It appears that the second training is slightly less performant since it has an accuracy lower of 1%. Yet, it is more than 20 times faster. Indeed, the set of words is significantly reduced, increasing the execution speed.

We will now compare the accuracy of both classifier on the training data set.

In [10]:
messages_train = X_train["text"].tolist()
labels_train = X_train["type"].tolist()
s1 = cfl1.score(messages_train, labels_validate)
s2 = cfl2.score(messages_train, labels_validate)

print(s1[0], s2[0])

0.974 0.9728


It seems that accuracy is lower for both training and validation set.

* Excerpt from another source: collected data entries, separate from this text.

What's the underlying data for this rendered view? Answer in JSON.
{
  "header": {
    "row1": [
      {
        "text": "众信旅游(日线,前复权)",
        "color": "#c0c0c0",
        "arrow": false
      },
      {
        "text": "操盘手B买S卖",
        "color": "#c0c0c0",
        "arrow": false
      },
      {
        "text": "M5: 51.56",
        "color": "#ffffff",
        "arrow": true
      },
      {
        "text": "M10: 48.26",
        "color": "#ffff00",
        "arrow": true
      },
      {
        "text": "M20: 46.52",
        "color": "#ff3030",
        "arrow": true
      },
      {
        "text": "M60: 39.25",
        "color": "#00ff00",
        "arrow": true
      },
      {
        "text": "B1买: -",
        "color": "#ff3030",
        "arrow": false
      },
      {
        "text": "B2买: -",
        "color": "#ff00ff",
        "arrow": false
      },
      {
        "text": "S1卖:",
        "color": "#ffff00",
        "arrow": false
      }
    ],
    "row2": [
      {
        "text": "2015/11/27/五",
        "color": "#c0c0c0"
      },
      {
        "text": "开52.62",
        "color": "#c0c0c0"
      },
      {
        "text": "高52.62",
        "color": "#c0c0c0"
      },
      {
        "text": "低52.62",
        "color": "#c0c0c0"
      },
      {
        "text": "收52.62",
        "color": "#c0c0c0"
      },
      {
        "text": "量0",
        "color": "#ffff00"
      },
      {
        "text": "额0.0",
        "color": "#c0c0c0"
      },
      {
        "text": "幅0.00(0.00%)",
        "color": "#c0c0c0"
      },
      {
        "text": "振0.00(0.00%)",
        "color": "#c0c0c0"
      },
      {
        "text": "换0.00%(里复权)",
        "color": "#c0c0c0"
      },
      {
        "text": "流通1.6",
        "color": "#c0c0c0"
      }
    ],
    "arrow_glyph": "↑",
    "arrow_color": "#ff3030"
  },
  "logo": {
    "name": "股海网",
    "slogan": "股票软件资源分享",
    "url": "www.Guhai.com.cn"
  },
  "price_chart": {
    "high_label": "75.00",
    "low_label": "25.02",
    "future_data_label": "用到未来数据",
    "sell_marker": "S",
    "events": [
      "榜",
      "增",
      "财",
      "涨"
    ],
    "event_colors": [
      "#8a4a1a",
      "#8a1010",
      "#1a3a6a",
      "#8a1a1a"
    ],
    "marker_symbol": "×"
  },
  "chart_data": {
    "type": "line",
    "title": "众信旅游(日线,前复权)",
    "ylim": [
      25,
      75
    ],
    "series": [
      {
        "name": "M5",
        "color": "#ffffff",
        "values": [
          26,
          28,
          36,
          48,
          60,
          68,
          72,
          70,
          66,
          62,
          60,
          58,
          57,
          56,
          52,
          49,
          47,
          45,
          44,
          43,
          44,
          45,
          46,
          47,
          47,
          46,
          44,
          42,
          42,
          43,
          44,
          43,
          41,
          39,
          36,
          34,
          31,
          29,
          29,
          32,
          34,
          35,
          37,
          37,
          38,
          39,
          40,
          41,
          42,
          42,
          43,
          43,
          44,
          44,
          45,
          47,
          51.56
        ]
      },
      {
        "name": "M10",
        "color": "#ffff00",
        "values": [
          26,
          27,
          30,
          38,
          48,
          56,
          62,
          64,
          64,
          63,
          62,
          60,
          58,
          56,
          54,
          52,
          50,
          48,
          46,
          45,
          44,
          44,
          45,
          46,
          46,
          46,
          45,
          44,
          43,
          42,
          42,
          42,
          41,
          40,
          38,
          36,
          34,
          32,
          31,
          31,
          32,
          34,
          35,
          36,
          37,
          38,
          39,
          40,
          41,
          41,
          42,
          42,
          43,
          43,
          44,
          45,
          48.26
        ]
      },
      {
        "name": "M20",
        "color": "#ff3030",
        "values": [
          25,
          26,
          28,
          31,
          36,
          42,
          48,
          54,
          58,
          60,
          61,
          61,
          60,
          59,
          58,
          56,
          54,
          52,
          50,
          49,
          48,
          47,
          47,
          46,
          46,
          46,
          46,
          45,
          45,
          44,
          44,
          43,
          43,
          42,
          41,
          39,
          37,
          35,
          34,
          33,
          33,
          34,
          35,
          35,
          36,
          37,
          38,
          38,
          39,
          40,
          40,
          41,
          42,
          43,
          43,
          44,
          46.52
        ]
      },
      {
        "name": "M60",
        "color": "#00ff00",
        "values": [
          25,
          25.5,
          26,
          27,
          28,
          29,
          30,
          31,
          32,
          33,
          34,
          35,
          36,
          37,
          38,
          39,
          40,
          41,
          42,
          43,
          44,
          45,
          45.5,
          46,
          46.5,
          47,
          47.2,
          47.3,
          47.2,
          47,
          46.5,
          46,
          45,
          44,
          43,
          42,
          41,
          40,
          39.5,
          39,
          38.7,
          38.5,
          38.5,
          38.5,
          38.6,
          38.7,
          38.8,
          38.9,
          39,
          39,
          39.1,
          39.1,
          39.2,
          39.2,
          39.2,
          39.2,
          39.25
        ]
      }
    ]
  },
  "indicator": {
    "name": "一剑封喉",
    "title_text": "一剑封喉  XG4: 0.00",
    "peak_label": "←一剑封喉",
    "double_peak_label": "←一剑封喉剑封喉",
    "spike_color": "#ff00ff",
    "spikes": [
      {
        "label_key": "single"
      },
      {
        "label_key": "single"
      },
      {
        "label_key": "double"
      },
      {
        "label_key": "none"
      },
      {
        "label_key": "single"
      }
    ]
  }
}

For the validation set, we have 13 messages classified as spam but were actually ham. 
To reduce this number, we could create the reverse of spam key words : ham key words. This list would contain all the words where the proportion in ham messages is at least 20 times superior to the proportion in spam messages. It could increase the execution time but would still be faster than the first classifier.

#### Let us finally test our classifier on the test set.

In [11]:
#First, we train the second classifier with both training and validation sets
hamMessages_train = X_intermediary[X_intermediary['type'] == 'ham']["text"].tolist()
spamMessages_train = X_intermediary[X_intermediary['type'] == 'spam']["text"].tolist()

cfl2.train2(hamMessages_train, spamMessages_train)

messages_test = X_test["text"].tolist()
labels_test = X_test["type"].tolist()

cfl2.score(messages_test, labels_test)[1]

(0.9768339768339769, array([[1796.,   41.],
        [   7.,  228.]]))